Au cours du dialogue noué entre les experts membres du Comité et la délégation béninoise venue soutenir ce rapport, une experte a salué l’action du Gouvernement béninois pour défendre les droits de tous les travailleurs migrants au Bénin. En l’état, la législation béninoise accorde aux ressortissants étrangers les mêmes droits qu’aux Béninois, a-t-il été constaté. La législation béninoise devrait être davantage alignée sur les dispositions de la Convention, a toutefois estimé un expert, avant de s’enquérir de ce qui était fait pour remédier aux lacunes dans l’application de la Convention dues, en particulier, au manque de statistiques sur les migrants.

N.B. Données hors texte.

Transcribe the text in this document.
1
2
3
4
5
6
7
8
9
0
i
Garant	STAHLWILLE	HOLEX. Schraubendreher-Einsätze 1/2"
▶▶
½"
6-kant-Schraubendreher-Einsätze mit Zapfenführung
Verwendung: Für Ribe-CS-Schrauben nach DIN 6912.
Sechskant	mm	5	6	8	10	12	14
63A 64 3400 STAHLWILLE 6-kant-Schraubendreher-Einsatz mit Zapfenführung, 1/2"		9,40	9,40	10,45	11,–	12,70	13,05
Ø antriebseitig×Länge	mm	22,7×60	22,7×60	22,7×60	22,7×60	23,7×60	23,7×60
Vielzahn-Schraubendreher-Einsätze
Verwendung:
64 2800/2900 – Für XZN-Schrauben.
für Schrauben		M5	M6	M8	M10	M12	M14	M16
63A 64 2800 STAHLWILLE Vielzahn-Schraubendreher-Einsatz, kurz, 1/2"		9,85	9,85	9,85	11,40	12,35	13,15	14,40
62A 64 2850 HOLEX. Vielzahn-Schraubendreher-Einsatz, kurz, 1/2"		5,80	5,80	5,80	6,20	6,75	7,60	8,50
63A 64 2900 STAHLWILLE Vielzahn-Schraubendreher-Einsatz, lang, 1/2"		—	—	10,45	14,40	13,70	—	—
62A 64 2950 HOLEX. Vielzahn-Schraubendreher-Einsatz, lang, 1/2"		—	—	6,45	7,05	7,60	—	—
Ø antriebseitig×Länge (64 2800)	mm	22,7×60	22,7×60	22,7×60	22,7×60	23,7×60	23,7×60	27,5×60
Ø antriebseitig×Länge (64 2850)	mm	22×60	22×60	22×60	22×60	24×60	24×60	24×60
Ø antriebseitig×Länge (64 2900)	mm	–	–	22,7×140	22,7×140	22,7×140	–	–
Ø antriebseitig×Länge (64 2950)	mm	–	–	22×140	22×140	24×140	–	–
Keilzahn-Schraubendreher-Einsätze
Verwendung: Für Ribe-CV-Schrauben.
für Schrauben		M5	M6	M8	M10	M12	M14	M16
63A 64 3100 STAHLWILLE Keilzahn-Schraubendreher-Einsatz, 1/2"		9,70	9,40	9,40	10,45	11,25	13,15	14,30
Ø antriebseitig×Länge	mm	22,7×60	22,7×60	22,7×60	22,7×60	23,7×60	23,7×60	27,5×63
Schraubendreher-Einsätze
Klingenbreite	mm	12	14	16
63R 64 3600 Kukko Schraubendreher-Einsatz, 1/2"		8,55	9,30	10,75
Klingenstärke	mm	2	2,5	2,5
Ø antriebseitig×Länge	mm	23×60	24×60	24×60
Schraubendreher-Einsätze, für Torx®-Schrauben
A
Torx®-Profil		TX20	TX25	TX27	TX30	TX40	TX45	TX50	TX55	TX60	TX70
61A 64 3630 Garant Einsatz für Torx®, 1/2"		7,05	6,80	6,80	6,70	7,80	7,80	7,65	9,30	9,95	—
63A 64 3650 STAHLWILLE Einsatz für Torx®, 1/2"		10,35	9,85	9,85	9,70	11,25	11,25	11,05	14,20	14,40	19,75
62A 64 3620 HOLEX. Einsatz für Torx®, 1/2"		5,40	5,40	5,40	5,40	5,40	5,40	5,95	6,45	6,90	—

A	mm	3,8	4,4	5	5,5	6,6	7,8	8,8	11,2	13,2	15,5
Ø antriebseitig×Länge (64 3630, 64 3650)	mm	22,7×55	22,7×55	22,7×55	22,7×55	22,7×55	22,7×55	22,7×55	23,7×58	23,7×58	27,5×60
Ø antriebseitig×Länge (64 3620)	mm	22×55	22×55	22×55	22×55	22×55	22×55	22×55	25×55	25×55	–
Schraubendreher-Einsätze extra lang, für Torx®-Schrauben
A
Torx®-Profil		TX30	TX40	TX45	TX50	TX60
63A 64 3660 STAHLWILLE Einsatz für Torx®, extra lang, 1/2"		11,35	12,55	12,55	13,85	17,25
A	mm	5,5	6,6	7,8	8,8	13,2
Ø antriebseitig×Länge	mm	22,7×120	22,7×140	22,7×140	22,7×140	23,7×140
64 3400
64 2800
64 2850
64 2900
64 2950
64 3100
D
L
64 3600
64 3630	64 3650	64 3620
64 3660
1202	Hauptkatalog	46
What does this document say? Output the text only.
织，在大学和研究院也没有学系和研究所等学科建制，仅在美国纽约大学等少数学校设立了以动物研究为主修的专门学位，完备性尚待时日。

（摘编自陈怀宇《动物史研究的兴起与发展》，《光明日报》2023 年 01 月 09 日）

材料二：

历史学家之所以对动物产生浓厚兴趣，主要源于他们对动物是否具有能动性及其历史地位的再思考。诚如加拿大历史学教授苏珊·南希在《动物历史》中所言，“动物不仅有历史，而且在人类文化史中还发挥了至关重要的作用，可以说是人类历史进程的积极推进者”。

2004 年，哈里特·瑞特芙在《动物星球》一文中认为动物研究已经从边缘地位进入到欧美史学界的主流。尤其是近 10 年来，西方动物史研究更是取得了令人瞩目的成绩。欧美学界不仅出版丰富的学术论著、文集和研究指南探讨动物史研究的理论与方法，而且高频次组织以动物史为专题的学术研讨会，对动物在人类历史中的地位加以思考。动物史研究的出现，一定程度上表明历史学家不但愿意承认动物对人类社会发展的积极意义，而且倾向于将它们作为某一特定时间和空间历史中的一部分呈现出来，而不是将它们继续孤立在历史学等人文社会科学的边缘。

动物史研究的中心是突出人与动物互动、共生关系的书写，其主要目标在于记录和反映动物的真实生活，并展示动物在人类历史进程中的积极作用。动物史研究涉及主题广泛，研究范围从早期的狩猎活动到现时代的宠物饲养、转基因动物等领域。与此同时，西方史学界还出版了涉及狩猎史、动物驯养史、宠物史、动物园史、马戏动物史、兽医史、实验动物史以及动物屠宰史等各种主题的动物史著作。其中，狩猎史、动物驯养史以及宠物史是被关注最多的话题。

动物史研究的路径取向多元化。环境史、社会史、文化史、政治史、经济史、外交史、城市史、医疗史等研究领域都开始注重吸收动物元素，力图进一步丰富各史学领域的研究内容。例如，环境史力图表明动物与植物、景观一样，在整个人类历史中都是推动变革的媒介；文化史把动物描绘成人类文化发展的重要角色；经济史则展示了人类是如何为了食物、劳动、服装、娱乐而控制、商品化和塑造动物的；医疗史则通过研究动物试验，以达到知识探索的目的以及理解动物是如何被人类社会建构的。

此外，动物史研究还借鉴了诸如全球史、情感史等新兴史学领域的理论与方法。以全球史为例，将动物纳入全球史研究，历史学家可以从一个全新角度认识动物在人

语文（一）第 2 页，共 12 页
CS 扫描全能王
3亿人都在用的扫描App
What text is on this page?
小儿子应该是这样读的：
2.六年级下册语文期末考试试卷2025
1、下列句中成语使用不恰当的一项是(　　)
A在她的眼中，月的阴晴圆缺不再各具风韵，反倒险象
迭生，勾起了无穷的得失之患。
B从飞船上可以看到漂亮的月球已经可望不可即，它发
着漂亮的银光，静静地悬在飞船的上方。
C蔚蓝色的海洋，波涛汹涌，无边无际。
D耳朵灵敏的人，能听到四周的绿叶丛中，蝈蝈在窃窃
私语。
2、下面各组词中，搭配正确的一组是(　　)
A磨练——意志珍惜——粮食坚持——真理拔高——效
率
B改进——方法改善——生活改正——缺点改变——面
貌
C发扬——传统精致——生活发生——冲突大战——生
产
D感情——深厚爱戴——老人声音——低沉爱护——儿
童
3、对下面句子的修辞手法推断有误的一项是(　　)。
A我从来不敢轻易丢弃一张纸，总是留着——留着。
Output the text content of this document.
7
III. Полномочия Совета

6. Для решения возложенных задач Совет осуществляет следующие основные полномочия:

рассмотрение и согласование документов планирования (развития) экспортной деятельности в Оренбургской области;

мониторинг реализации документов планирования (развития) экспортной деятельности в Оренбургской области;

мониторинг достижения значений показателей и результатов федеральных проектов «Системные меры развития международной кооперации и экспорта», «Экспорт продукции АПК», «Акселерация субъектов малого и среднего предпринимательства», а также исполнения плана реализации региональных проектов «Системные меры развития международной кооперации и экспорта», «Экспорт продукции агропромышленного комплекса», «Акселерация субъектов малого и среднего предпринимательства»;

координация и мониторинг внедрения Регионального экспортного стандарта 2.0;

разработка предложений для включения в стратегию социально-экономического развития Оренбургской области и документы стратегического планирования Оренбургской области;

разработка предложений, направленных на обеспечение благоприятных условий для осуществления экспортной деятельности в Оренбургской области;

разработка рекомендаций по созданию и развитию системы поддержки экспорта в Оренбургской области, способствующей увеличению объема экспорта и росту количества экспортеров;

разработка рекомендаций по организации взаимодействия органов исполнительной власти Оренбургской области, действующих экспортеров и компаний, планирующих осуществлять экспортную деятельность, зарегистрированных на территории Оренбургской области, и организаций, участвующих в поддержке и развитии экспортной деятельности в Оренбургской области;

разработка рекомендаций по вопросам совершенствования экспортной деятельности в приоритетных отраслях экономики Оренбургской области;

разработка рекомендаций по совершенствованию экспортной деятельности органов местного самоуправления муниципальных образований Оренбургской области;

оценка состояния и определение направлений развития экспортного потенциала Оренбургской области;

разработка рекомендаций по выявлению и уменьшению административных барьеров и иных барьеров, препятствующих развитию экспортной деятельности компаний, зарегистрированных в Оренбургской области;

Le Bénin a par ailleurs été félicité pour avoir reconnu la compétence du Comité pour recevoir et examiner des communications (plaintes individuelles) en vertu de l’article 77 de la Convention. A également été saluée la volonté manifestée par le Gouvernement béninois de remédier aux effets des changements climatiques.
Une experte a notamment voulu savoir quelles dispositions de la loi de 1986 sur le régime des étrangers au Bénin, entre autres lois, étaient pertinentes dans le contexte de l’application de la Convention, et où en était l’élaboration de la politique migratoire du Bénin. Cette experte a notamment souhaité savoir à quelles conditions un étranger pouvait bénéficier du statut de « résident privilégié ». La personne dont la demande de permis de séjour au Bénin a été refusée par les autorités – qui disposent d’un pouvoir discrétionnaire en la matière, a-t-il été relevé – peut-elle faire appel de cette décision, a-t-elle en outre demandé ?
Relevant que de nombreux migrants et migrantes travaillaient dans le secteur informel, où ils sont vulnérables aux violations de leurs droits liés au travail, une experte a demandé ce qui était fait pour supprimer toute discrimination, menace et violence à l’encontre des travailleurs migrants au Bénin. Un expert a pour sa part prié la délégation de dire ce qu’il était prévu de faire pour résorber le secteur informel du travail – dont le rapport souligne qu’il « constitue un important frein à l’application de la Convention ». La Convention est peu connue des migrants – et en particulier de ceux travaillant dans le secteur informel, a souligné ce même expert.
La délégation a d’autre part été priée de décrire le dispositif d’assistance au retour et à la réinsertion des travailleurs béninois de retour au pays.
Il a par ailleurs été demandé si le Bénin entendait ratifier les conventions de l’OIT sur la sécurité et la santé des travailleurs, sur les travailleurs migrants, sur les travailleuses et travailleurs domestiques et sur l’élimination de la violence et du harcèlement dans le monde du travail.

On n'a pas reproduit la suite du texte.